Twitter solved this problem by implementing the following:

  • Overlap planning with review process: don’t wait for the review process to finish before starting requirements/design on the next release
  • Dogfood: get the pre-beta release out to everyone in the company so it’s actively being tested by a lot of people during the development and QA cycles
  • Follow-up release with just bug fixes: instead of waiting for the next release for bugs to be fixed along side additional new features, have a follow-up deployment for each release
  • Everyone uses main line with feature on/off flags: similar to the continuous integration practices for their web app, the mobile dev team now also only uses the main line with flags to switch features on and off. For example, incomplete features will be turned off until they are ready to be tested, then they will be turned on. This allows different configurations for different groups – a dogfood group, a beta group, and a prod group that all use the same codebase but have different features turned on/off.

More on AnDevCon?

In summary, I learned a ton of new stuff at AnDevCon and would highly recommend it to any Android developers. If I have some time I’ll try to post some additional things I learned from the conference.

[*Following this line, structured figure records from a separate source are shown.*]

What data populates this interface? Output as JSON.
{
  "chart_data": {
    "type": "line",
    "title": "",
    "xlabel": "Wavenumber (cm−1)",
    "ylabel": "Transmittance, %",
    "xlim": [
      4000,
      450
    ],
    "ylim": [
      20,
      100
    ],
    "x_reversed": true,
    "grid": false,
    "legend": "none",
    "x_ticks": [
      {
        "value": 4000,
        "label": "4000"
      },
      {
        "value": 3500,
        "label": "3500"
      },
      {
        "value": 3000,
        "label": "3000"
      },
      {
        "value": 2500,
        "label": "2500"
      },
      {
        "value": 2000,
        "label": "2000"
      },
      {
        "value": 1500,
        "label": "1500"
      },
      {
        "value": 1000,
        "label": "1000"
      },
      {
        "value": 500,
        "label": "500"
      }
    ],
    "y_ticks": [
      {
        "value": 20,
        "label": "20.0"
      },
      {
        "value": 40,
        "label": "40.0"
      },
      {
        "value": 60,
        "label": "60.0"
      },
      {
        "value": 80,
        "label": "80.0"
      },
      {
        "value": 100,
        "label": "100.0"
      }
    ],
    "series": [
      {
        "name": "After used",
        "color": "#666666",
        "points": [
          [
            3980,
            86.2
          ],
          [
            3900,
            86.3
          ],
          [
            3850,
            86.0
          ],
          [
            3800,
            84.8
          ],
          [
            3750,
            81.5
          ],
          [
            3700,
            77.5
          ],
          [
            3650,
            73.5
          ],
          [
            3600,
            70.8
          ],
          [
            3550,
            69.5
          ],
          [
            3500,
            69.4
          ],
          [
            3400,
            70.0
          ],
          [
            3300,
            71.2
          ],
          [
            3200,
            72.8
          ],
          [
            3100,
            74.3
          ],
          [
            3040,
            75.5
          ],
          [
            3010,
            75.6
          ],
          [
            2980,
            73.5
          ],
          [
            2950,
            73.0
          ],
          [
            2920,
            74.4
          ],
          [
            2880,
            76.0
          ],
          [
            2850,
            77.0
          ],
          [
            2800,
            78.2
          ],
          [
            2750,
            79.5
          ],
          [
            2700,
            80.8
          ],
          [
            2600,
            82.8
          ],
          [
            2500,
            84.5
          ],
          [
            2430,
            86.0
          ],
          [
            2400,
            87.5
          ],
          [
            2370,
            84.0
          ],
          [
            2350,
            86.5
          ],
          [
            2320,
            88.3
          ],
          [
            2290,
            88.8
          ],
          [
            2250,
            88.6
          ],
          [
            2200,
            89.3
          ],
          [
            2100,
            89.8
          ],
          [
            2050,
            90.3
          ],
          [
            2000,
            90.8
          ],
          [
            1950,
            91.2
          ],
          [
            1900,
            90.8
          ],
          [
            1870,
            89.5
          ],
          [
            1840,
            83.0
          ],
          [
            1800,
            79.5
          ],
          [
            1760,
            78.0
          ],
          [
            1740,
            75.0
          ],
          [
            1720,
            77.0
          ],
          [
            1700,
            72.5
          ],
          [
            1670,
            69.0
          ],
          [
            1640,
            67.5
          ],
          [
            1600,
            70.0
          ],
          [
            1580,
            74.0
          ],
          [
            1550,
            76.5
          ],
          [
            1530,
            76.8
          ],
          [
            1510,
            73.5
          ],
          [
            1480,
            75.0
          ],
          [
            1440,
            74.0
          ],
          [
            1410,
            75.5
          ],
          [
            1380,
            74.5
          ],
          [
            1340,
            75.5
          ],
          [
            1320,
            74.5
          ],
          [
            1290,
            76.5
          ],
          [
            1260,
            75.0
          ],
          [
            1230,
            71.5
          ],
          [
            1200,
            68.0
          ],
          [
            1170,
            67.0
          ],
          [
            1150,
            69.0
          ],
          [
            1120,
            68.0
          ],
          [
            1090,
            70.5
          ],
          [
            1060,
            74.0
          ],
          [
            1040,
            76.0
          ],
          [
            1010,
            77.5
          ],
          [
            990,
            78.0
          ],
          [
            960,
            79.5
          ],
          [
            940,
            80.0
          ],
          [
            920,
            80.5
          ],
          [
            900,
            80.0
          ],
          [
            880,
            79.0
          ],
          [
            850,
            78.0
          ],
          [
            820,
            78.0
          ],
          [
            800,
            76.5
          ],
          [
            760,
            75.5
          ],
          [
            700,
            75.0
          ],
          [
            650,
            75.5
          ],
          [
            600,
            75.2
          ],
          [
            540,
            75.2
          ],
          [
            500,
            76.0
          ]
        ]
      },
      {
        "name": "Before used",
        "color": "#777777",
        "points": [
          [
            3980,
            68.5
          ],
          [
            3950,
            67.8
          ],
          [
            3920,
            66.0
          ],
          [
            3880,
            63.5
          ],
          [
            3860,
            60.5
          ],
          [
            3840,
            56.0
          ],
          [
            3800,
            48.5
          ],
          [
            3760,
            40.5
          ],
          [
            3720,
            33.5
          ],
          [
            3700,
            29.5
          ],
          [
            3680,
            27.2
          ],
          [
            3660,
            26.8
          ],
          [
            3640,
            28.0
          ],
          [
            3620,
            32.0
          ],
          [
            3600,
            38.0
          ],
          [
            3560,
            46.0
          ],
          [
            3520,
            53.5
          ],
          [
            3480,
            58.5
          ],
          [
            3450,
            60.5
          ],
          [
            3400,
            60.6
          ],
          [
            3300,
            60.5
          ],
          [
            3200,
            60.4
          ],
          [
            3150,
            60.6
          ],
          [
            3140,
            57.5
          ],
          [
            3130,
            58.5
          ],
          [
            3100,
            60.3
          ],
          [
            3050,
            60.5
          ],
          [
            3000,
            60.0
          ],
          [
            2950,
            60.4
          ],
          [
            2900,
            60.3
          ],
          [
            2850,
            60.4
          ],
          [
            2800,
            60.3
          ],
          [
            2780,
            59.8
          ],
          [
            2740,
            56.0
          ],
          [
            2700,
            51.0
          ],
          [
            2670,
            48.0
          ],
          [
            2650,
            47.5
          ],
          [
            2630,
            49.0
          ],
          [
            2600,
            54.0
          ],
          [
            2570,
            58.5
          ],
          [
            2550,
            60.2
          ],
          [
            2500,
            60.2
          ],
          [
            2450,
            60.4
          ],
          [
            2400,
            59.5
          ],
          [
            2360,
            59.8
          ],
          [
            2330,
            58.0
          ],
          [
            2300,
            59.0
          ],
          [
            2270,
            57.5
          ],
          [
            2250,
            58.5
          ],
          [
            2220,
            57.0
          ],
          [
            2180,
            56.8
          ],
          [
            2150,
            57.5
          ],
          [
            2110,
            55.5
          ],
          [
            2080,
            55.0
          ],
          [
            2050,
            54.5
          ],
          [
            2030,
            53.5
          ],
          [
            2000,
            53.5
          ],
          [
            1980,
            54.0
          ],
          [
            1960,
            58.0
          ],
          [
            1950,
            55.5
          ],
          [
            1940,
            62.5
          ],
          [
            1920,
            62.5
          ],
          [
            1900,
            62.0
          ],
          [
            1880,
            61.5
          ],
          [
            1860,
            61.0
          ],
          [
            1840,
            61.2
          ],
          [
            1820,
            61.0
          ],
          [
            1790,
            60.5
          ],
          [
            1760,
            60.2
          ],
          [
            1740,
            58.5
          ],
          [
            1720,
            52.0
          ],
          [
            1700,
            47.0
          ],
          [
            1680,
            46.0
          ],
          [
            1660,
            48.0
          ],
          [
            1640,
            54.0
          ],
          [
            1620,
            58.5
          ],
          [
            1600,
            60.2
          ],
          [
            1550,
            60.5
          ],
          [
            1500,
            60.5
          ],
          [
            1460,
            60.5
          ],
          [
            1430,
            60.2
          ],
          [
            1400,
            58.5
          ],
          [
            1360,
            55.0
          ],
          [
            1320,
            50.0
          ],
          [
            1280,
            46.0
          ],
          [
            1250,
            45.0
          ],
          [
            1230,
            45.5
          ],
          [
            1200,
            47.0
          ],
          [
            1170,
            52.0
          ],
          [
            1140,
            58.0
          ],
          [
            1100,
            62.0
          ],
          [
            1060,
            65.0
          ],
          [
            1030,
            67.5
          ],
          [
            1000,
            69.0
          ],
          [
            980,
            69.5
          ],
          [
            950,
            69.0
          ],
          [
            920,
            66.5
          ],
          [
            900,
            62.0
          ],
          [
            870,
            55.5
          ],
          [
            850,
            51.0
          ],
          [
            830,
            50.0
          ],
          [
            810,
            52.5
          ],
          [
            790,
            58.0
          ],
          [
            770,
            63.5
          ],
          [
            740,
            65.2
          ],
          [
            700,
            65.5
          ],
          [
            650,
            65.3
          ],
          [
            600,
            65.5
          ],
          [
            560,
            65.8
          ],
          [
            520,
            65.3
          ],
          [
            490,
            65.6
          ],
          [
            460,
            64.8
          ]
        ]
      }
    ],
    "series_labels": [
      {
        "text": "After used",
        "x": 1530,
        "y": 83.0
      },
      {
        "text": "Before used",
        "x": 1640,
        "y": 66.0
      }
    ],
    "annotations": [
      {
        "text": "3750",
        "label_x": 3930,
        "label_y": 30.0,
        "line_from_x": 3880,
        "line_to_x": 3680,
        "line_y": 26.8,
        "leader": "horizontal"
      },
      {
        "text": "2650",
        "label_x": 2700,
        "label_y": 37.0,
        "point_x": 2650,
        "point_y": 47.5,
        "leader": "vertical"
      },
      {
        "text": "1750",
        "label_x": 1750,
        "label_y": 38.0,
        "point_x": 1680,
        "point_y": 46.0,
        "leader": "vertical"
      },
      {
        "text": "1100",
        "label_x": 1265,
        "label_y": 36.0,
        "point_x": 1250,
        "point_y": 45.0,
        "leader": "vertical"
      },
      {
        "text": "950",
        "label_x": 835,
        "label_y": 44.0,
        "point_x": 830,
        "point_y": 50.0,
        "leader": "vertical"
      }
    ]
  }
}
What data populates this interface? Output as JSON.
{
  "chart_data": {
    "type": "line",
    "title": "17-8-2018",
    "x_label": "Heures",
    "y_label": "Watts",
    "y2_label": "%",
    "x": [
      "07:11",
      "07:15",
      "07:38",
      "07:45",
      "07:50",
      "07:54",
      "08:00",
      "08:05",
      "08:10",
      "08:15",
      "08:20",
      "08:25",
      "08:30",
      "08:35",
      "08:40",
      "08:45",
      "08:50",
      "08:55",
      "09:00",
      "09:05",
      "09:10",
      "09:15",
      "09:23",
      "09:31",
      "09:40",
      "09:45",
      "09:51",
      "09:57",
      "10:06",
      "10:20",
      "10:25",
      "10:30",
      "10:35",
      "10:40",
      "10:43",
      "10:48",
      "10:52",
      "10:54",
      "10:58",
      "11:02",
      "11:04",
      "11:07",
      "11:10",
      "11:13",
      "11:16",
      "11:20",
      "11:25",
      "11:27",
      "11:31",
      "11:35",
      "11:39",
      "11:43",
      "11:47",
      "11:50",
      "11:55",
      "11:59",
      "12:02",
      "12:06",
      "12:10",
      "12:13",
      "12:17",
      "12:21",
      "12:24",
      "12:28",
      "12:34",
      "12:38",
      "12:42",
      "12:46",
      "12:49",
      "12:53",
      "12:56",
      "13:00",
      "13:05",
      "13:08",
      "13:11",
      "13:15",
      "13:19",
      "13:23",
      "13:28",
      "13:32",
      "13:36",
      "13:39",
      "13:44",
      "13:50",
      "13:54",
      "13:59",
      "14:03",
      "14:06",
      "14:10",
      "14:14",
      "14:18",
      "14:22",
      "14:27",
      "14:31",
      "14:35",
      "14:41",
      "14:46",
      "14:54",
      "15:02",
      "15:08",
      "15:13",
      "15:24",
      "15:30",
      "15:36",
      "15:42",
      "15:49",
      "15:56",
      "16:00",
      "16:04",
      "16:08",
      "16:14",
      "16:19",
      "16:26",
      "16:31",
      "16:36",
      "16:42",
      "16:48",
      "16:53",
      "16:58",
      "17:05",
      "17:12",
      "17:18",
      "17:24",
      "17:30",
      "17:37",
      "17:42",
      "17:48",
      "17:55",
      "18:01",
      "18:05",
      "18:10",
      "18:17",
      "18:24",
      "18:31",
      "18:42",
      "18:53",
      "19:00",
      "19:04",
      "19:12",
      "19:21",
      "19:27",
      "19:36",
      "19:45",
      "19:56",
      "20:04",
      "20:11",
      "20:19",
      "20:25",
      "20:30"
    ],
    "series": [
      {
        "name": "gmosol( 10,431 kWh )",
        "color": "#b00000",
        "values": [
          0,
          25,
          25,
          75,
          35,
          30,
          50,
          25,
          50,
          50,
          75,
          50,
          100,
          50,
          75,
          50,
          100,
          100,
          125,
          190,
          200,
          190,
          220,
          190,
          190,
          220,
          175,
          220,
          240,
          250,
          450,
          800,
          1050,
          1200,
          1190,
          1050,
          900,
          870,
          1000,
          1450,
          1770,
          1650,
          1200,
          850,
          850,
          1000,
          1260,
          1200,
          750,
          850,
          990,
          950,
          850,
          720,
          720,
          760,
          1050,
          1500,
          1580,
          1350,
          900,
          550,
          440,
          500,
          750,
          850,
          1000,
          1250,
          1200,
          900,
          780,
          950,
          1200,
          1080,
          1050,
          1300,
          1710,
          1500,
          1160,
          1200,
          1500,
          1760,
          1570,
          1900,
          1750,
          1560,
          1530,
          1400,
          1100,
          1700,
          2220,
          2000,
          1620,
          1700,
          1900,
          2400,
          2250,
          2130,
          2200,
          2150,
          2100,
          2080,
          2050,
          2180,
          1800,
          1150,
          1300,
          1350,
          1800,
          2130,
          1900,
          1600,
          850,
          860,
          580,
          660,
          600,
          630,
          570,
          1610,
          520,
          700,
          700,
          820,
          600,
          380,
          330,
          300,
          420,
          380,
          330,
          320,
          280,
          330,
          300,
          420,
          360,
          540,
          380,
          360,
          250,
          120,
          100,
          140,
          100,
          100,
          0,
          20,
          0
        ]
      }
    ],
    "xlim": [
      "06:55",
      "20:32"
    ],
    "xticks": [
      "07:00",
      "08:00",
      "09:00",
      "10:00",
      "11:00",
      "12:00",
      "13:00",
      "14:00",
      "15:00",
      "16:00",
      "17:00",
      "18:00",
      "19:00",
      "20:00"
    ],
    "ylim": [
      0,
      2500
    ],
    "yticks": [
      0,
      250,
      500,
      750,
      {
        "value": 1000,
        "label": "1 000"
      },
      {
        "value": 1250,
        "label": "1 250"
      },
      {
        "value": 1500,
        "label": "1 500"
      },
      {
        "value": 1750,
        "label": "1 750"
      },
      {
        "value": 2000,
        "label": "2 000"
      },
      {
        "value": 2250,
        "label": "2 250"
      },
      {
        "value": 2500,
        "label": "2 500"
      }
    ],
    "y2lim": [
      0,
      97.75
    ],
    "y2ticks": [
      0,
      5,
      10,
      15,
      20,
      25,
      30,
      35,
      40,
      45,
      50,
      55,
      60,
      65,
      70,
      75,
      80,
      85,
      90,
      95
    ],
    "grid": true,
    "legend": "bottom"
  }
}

Posted in Conferences & Meet Ups Tagged with: , ,
One comment on “AnDevCon 2013 Recap
  1. rick wicker says:

    If everyone is developing on mainline- how do the break fix sub-releases work? Do they require all new feature flags to be turned off? Or is there no coding until the B/F changes are released? I’d be concerned about the overhead in making sure new features aren’t pushed with the B/F stuff.

    How do the flags work, are they just values in a config file somewhere?